Second Prize winner of the 16th Annual Geist Literal Literary Postcard Story Contest
Someone throws a TV into the bonfire, which sends the thickest black smoke you’ve ever seen into the sky and subsequently ends the party. We all slide into Tyler Taylor’s pickup truck like seals. No one wants interference from the Dust Devils—what we call police. Then we drive to a cemetery and play with the thermostat of a mausoleum until it’s like a sauna. Heat stifles our laughter as the door claps shut behind us. It’s 2005, and we are not nice people, although three-quarters of us are Mormon. At least we aren’t addicted to gambling or working at Little Darlings. At the end of the night we roll down the hill of Lone Mountain Park to coat ourselves in fertilizer. This new skin makes it better, but what we really want is for someone to notice. Adults only have eyes for their destruction or their salvation, depending on which part of the valley they live in. Parents pick a side: church or casino.
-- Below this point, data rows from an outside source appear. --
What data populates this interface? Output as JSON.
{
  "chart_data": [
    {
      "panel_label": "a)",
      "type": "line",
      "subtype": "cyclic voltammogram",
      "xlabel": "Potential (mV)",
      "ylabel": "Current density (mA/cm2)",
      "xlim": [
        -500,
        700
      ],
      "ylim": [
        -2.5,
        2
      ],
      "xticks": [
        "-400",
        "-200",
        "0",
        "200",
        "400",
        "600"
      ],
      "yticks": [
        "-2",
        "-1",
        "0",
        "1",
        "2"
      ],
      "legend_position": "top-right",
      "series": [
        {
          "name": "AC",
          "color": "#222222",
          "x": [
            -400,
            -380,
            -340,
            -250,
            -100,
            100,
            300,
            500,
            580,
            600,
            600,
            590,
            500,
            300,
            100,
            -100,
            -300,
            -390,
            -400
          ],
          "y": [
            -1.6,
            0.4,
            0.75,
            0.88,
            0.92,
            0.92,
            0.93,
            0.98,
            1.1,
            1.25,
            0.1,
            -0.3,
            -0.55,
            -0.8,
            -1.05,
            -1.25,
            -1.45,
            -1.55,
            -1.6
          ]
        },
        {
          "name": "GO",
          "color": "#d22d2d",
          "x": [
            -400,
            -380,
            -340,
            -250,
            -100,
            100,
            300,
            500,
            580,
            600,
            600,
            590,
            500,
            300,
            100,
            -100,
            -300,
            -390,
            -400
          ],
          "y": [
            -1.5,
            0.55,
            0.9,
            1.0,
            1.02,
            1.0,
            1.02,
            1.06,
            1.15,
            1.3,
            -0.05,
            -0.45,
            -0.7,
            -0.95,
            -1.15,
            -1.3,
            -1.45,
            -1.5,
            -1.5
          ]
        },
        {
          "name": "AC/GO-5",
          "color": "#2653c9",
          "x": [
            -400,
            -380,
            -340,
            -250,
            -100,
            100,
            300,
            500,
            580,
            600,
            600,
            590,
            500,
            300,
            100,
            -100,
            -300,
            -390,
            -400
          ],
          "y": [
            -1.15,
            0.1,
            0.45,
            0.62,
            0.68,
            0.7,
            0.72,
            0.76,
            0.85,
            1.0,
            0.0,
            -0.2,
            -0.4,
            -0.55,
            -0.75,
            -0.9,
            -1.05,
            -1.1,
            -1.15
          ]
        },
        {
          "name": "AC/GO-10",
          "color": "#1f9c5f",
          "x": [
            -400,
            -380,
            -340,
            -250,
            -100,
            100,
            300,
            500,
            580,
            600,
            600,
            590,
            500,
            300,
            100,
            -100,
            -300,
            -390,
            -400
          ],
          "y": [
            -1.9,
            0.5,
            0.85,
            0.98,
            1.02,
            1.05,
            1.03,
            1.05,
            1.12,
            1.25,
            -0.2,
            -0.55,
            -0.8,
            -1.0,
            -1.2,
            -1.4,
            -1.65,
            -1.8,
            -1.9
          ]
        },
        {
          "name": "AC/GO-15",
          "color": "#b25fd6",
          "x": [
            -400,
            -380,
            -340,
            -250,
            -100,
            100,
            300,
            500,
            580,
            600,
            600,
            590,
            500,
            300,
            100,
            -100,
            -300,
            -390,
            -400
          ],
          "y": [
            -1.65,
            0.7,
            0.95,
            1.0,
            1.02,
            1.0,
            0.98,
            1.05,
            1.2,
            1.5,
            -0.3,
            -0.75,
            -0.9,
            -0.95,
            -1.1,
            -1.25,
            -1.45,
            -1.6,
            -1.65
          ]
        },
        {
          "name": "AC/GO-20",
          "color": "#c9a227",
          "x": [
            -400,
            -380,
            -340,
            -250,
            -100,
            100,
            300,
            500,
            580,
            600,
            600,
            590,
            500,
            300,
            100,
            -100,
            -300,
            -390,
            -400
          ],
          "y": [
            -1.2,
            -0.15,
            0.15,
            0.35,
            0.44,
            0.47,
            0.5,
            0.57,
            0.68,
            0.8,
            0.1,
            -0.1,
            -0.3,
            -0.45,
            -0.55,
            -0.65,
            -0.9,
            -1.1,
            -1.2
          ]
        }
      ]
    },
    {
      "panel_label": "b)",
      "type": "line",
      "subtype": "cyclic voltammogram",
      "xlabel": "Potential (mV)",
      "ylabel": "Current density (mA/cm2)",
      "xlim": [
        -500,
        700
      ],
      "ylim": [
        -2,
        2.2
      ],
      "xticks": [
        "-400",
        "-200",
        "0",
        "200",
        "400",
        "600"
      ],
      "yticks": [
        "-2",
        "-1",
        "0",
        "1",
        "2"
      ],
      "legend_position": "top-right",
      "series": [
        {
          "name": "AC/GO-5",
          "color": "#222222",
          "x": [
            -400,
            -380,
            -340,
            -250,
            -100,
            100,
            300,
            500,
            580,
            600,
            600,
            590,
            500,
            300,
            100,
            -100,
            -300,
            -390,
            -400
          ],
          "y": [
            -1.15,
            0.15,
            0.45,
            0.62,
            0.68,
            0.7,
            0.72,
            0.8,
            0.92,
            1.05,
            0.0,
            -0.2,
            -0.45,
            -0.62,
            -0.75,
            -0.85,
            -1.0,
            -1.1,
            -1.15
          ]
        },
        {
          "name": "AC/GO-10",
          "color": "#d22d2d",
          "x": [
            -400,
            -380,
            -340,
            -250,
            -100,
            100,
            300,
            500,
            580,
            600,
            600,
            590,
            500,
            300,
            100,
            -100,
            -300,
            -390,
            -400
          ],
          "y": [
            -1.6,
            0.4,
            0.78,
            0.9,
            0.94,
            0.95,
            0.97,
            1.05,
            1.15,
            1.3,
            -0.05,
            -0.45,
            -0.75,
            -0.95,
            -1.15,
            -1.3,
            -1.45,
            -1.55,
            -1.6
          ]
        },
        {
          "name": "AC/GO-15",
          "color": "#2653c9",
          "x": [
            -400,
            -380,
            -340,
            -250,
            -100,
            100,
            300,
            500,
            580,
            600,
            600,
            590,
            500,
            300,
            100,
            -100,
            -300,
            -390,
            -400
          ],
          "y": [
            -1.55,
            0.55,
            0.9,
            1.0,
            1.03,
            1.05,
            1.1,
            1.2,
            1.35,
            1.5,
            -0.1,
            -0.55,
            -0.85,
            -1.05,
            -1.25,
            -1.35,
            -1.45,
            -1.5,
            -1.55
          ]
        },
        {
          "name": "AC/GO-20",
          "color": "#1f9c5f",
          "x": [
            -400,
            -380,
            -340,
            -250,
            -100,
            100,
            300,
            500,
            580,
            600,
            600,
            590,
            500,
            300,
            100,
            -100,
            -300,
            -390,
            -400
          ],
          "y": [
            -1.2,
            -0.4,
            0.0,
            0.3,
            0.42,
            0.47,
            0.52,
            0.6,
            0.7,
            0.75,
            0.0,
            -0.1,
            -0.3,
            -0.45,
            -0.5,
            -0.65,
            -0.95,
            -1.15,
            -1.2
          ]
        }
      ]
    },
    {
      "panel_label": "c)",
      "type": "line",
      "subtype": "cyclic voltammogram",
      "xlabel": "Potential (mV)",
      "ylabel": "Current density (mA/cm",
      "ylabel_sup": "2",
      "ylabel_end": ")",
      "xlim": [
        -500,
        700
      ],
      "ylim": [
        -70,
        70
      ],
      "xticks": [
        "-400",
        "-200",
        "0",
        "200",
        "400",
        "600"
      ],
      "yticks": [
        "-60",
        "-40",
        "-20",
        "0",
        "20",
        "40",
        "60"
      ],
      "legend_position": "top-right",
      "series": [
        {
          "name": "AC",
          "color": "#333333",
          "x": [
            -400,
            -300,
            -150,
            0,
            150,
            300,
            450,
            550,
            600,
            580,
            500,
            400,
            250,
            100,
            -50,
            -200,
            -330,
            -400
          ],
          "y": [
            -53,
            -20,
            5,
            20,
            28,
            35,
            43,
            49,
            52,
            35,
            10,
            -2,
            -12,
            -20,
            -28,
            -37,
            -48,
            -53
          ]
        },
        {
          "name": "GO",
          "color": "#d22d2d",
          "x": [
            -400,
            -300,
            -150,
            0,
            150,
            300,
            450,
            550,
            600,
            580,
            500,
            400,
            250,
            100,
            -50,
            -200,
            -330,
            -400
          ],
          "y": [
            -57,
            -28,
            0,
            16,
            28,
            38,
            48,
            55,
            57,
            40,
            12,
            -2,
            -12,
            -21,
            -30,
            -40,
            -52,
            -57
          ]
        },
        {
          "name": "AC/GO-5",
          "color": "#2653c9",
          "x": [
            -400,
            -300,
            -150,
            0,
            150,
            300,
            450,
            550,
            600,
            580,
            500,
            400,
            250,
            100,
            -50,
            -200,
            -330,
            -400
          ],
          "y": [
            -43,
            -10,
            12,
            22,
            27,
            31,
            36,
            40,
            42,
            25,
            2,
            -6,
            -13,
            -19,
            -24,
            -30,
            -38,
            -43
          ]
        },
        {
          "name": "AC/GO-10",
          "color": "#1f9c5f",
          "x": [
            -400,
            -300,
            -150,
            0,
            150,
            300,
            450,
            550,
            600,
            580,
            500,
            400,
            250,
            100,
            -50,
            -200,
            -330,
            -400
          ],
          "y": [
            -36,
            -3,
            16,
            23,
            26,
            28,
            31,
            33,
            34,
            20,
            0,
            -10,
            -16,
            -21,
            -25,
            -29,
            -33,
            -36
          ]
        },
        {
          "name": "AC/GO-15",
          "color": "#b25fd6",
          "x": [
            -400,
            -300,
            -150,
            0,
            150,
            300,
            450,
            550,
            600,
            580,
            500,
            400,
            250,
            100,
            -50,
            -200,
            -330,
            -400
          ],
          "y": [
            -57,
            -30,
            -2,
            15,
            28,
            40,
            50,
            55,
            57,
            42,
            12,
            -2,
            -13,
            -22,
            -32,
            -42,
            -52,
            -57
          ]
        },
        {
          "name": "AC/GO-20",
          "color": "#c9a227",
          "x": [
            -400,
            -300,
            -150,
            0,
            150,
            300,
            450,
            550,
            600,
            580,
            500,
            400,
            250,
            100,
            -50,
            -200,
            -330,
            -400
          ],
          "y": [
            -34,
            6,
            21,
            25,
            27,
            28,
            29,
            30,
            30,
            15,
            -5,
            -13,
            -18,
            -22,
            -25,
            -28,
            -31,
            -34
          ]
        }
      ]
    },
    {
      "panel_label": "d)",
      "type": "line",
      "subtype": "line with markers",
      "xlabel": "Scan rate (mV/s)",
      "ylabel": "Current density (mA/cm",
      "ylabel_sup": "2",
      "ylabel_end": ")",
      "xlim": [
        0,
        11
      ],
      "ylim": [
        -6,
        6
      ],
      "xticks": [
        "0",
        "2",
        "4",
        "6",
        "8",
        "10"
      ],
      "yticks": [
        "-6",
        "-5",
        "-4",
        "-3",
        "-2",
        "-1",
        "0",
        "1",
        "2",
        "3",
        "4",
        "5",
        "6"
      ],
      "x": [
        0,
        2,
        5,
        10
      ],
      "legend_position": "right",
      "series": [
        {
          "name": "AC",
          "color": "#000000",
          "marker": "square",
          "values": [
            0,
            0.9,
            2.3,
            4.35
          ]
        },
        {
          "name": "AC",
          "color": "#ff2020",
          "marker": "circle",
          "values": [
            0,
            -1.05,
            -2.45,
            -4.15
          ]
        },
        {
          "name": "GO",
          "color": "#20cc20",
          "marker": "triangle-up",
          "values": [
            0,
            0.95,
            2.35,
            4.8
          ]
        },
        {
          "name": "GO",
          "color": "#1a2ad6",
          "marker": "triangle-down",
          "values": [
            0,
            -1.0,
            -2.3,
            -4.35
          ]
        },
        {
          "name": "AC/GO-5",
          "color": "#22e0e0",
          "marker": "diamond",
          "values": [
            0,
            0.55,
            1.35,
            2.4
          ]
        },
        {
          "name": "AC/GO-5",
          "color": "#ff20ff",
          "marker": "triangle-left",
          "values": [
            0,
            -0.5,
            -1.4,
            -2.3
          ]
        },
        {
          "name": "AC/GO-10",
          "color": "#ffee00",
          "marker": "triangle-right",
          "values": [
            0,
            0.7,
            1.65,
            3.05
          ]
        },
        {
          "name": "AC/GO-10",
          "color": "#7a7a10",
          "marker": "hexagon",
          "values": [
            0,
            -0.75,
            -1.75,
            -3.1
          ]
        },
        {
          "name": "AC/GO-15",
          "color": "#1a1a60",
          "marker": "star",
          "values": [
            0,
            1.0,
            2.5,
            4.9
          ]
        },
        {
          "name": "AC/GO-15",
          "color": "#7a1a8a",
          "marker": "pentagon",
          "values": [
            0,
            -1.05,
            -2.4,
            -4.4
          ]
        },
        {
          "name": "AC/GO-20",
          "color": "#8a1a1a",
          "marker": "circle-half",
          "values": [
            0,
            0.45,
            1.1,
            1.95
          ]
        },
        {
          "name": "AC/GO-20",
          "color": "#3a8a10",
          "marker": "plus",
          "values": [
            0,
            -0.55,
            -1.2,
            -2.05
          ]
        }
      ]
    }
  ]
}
The next day we snake through northern mountains until we get to the woods with the abandoned ski resort. Reckless energy pours out of the sedan as soon as we stop. Cold air snaps us into action. We stamp at the dry ground, duck under the rope with the No Trespassing sign to ascend the gentle slope. The empty chairlift creaks in the breeze above us. Cedar and dust and primrose swirl through our hair. None of our parents knows where we are. Eventually someone runs uphill. The others give chase, but the one in front stops just as suddenly. There’s a mustang grazing two hundred feet ahead of us. The horse looks but doesn’t stop chewing on late spring grass. Another horse joins it, then another, and another, until they skew the horse to human ratio in their favor. We are a mix of fear, reverence and confusion. Some of us sit to watch them. The more faint of heart inch back towards the car.
Adults say that with each passing year wild horse sightings in Lee Canyon have become more and more rare. We don’t know this yet, but in the sunshine, on the snowless slope, bald except for patches of thistle and shooting star, we see the mustangs, and in that moment, they see us.